Perception, Language and Reality

a group contract
Spring Qtr. 2004-2005
Faculty: Charles Pailthorp


I have postponed evaluation conferences until some later time: during the summer for those are here; early fall quarter for those who will be away until then. If there are others, we will rely entirely on email. Please see the letter I circulated last Friday, May 20 (soon to be posted), for a full account of these changes and what to expert.

See the assignment page for details on finishing up.

Perception, Language and Reality
New Program, Not in printed catalog
Spring quarter 2004-05

“Does experience or reason lie at the foundation of human knowledge?” This question has been central in Western philosophy for two and half centuries, and the discussion shows little sign of abating. A central element has been a critique of the nature of human perception, particularly vision. When we perceive the world around us, what is the actual object of our awareness? Is it things that physically exist, or is it something in our mind, and perhaps only in our mind?
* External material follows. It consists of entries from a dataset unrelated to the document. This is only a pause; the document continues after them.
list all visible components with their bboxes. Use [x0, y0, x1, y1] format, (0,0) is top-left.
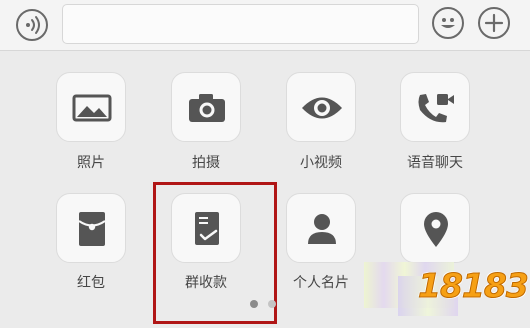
- group-collect-label: 群收款: [185, 275, 227, 291]
- group-collect-icon: [195, 212, 219, 245]
- location-button[interactable]: [400, 193, 470, 263]
- more-button[interactable]: [478, 7, 510, 39]
- red-packet-label: 红包: [77, 275, 105, 291]
- page-indicator-dot-active: [250, 300, 258, 308]
- video-call-icon: [418, 94, 454, 123]
- short-video-button[interactable]: [286, 72, 356, 142]
- chat-input-bar: [0, 0, 530, 51]
- camera-button[interactable]: [171, 72, 241, 142]
- camera-label: 拍摄: [192, 155, 220, 171]
- contact-card-icon: [308, 214, 336, 244]
- red-packet-icon: [78, 212, 106, 246]
- red-packet-button[interactable]: [56, 193, 126, 263]
- image-icon: [72, 94, 112, 122]
- voice-chat-button[interactable]: [400, 72, 470, 142]
- voice-icon: [26, 16, 40, 34]
- voice-chat-label: 语音聊天: [407, 155, 463, 171]
- voice-input-button[interactable]: [16, 9, 48, 41]
- contact-card-button[interactable]: [286, 193, 356, 263]
- photo-label: 照片: [77, 155, 105, 171]
- message-input[interactable]: [62, 4, 419, 44]
- emoji-button[interactable]: [432, 7, 464, 39]
- contact-card-label: 个人名片: [293, 275, 349, 291]
- page-indicator-dot: [268, 300, 276, 308]
- camera-icon: [189, 94, 225, 122]
- short-video-label: 小视频: [300, 155, 342, 171]
- photo-button[interactable]: [56, 72, 126, 142]
- plus-icon: [484, 13, 504, 33]
- location-icon: [424, 212, 448, 247]
- group-collect-button[interactable]: [171, 193, 241, 263]
- emoji-icon: [441, 18, 455, 28]
- eye-icon: [302, 97, 342, 119]
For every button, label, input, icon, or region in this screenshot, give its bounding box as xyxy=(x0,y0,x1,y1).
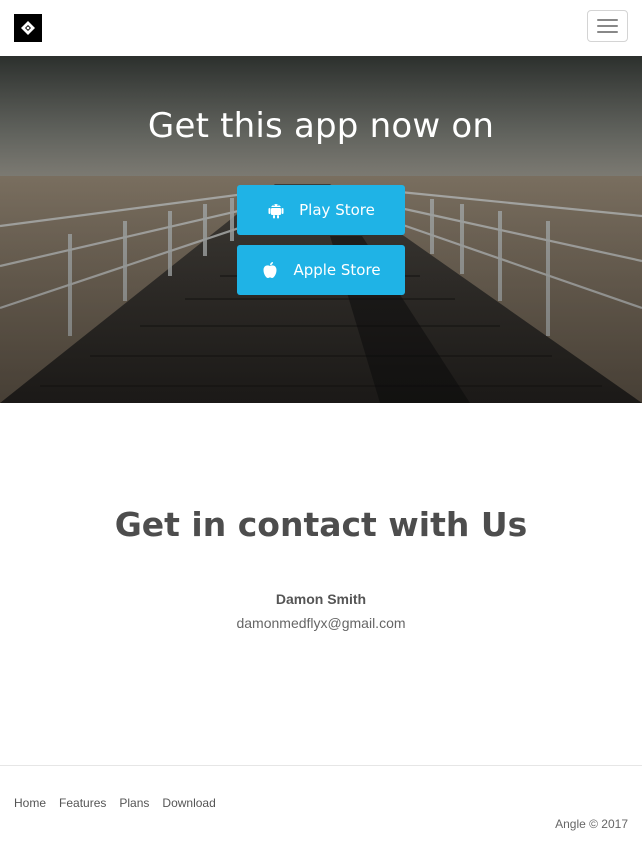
android-icon xyxy=(267,201,285,219)
footer-link-features[interactable]: Features xyxy=(59,796,106,810)
apple-store-button[interactable]: Apple Store xyxy=(237,245,405,295)
footer-nav: Home Features Plans Download xyxy=(14,796,216,810)
contact-title: Get in contact with Us xyxy=(114,505,528,544)
menu-bar xyxy=(597,31,618,33)
contact-email-link[interactable]: damonmedflyx@gmail.com xyxy=(0,615,642,631)
apple-icon xyxy=(261,261,279,279)
copyright-text: Angle © 2017 xyxy=(555,817,628,831)
top-navbar xyxy=(0,0,642,56)
footer-link-home[interactable]: Home xyxy=(14,796,46,810)
play-store-label: Play Store xyxy=(299,201,375,219)
footer-link-plans[interactable]: Plans xyxy=(119,796,149,810)
hero-title: Get this app now on xyxy=(147,106,495,146)
play-store-button[interactable]: Play Store xyxy=(237,185,405,235)
menu-bar xyxy=(597,19,618,21)
download-hero: Get this app now on Play Store Apple Sto… xyxy=(0,56,642,403)
apple-store-label: Apple Store xyxy=(293,261,381,279)
footer-divider xyxy=(0,765,642,766)
brand-logo-icon[interactable] xyxy=(14,14,42,42)
hamburger-menu-button[interactable] xyxy=(587,10,628,42)
footer-link-download[interactable]: Download xyxy=(162,796,215,810)
menu-bar xyxy=(597,25,618,27)
contact-name: Damon Smith xyxy=(275,591,367,607)
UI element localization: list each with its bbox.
These questions arose with new force as the power of natural science became increasingly evident. Modern science did not describe the world as we encounter it in our daily lives, and that disparity has grown as contemporary sciences propose increasingly unimaginable realities. This will be our central concern: how to understand, and rethink, the complex relationships between science, perception and reality.

For the first four weeks, we will develop the historical background in which these issues arose and were given new shape. Our first reading will be Descartes’
Mediatations on First Philosophy and his Discourse on Method (1637, Paris). These will be followed by selections from both Hume’s Enquiry Concerning Human Understanding (1738, London) and Kant’s Critique of Pure Reason (1787, Riga).

In the weeks remaining, we will turn to seminal works of the 20th century. These will include G. E. Moore’s “A Defense of Common Sense”, Ludwig Wittgenstein’s
Tractatus Logico-Philosophicus, W. V. O Quine’s “Two Dogmas of Empiricism,” and “Ontological Relativity,” Wilfrid Sellars’ “Philosophy and the Scientific Image of Man” and “Being and Being Known.” These philosophers turned their attention, increasingly, from mind to language, and we will follow this shift with some care.

This short list touches only on some of the important work in this area of philosophy. In addition to our work in common, each student will be asked to complete an independent study of important work we have ignored. Students will present this independent work to their peers.

Evaluations will focus on contributions to seminar discussion, shorter written work, presentations of independent work and written work based on independent study.

(This curriculum parallels but does not presuppose or replicate "Language and Mind," which I taught in Spring quarter, 2004.)

Credit awarded in: the philosophy of language and perception, metaphysics, the history of philosophy and credit that reflects each student's individual course of study and research.

Total: 16 credits.

Program is preparatory for: careers and future studies in philosophy, the humanities and social sciences.

Evaluations will focus on the student’s presentations, contributions to seminar discussions and a paper resulting from independent study.

Credit will be awarded in: the philosophy of language and perception, metaphysics, the history of philosophy and for work accomplished independently.

Total: 16 credits.

Program is preparatory for careers and future studies in philosophy, the humanities and social sciences.